I just got my cable bill and noticed the ever-increasing charges for watching my local sports teams. As the tickets of the live events increase and fewer people attend, fans can turn to the television to catch almost every ballgame. This is where the cable and satellite providers nail you. They hook you on their sports package, and your wallet is what they want to keep you digging into. Sure, it's still cheaper than going to a game, but when your bill climbs to $150 a month, you might need to take a hard look at what you are getting.

For instance, I subscribe to the satellite sports package in my household, and my overall tab is running $140 a month. My bill includes some movie channels, but most importantly, I watch my local teams viewed in High Definition. I pay extra for the HD viewing as well. Once you notice the clarity, you can never look at the standard definition again. Some local teams play as much as fifty miles from my house and are not feasible to attend during the week. I have the luxury of watching all games on the big screen, in a lazy boy chair with a cup holder.

Where is all of this leading to? Television contracts are driving up the revenue for pro sports, which means players are being paid more. When players are compensated more, the cost for seats rises in price, TV contracts rise, cable and satellite cost too, and the cycle keeps repeating itself over and over. The days of getting a free game on your TV are almost extinct unless you own a nifty pair of rabbit ears (you know the antenna prongs you can set up in your house), or you are sporting an old aerial antenna on your rooftop. This eliminates 99% of sports fans who are paying for the cable/dish robbery.
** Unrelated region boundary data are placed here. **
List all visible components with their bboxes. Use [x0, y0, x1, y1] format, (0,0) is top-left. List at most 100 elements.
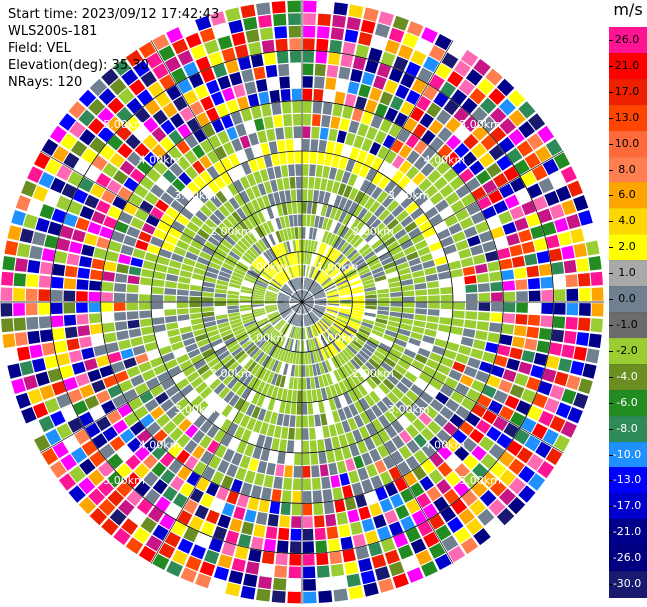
colorbar-tick-label: 10.0	[614, 136, 640, 150]
colorbar-swatch	[609, 312, 647, 339]
start-time: Start time: 2023/09/12 17:42:43	[8, 7, 220, 22]
colorbar-tick	[609, 558, 613, 560]
colorbar-swatch	[609, 156, 647, 184]
instrument-name: WLS200s-181	[8, 24, 98, 39]
colorbar-unit: m/s	[613, 0, 643, 19]
range-ring-label: 3.00km	[174, 403, 216, 416]
range-ring-label: 1.00km	[317, 260, 359, 273]
azimuth-spoke	[301, 40, 454, 303]
colorbar-swatch	[609, 286, 647, 313]
colorbar-swatch	[609, 571, 647, 598]
colorbar-swatch	[609, 363, 647, 391]
radar-gates	[0, 0, 604, 604]
range-ring-label: 1.00km	[246, 260, 288, 273]
colorbar-swatch	[609, 208, 647, 236]
azimuth-spoke	[301, 301, 564, 454]
range-ring-label: 2.00km	[210, 367, 252, 380]
colorbar-tick	[609, 169, 613, 171]
colorbar-tick-label: -13.0	[612, 473, 642, 487]
colorbar-tick-label: -1.0	[616, 317, 638, 331]
colorbar-tick	[609, 532, 613, 534]
range-ring-label: 1.00km	[246, 332, 288, 345]
colorbar-tick	[609, 584, 613, 586]
colorbar-tick	[609, 91, 613, 93]
colorbar-swatch	[609, 493, 647, 521]
azimuth-spoke	[40, 150, 303, 303]
colorbar-tick-label: -26.0	[612, 551, 642, 565]
colorbar-swatch	[609, 182, 647, 210]
range-ring-label: 3.00km	[174, 189, 216, 202]
colorbar-tick-label: -6.0	[616, 395, 638, 409]
colorbar-tick-label: 2.0	[618, 240, 636, 254]
colorbar-tick-label: 26.0	[614, 32, 640, 46]
range-rings	[0, 0, 604, 604]
colorbar-tick	[609, 39, 613, 41]
colorbar-tick	[609, 324, 613, 326]
colorbar-swatch	[609, 27, 647, 54]
range-ring-label: 2.00km	[210, 225, 252, 238]
colorbar-swatch	[609, 130, 647, 158]
colorbar-tick	[609, 195, 613, 197]
colorbar-swatch	[609, 519, 647, 547]
colorbar-tick	[609, 117, 613, 119]
range-ring-label: 5.00km	[459, 474, 501, 487]
ray-count: NRays: 120	[8, 75, 83, 90]
azimuth-spoke	[40, 301, 303, 454]
azimuth-spoke	[150, 301, 303, 564]
colorbar-swatch	[609, 260, 647, 288]
range-ring-label: 3.00km	[388, 403, 430, 416]
colorbar-tick	[609, 299, 613, 301]
azimuth-spoke	[150, 40, 303, 303]
colorbar-tick-label: -21.0	[612, 525, 642, 539]
colorbar-tick	[609, 273, 613, 275]
colorbar-tick-label: 1.0	[618, 266, 636, 280]
colorbar-swatch	[609, 337, 647, 365]
colorbar-tick-label: 21.0	[614, 58, 640, 72]
colorbar-tick	[609, 143, 613, 145]
colorbar-tick-label: -17.0	[612, 499, 642, 513]
range-ring-label: 5.00km	[459, 118, 501, 131]
colorbar-tick	[609, 480, 613, 482]
colorbar-tick	[609, 247, 613, 249]
range-ring-label: 1.00km	[317, 332, 359, 345]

How do we get around paying the ransom? Well, you have a few choices which are not perfect but do offer some solace. The radio is still free last time I checked. Unless you add gasoline in the car or the electricity or battery, it needs to run one. You can go to a friend's house and bribe him with beer and snacks to let you view a game. You can go to a sports bar, order a coke and eat the complimentary pretzels and hopefully, you are not thrown out. Hmmm, this is not as easy as I thought. The only other way to check out a free game is to go to a store that has a big-screen television and ask them to turn on a ballgame for you while you sit on one of those comfy couches.

On a serious note, be prepared to keep digging deeper into your wallet to see all sporting events unless you are willing only to take in pickup basketball games at the park. When you think about it, your property taxes are paying for the upkeep of that park, and those are only going up too. It comes down to how much you are willing to pay and how important this is to you. I see the cost as a luxury to receive sporting events in my living room while sitting in my big recliner looking at the 55" screen. It hasn't reached the point for me to cancel the sports channel, but there may come a time when I turn to my transistor radio and putter around in the garage as my dad did. This was gratifying to him to have the ballgame on while he was multitasking. He was multitasking before the word was invented, and all because he loved his sports.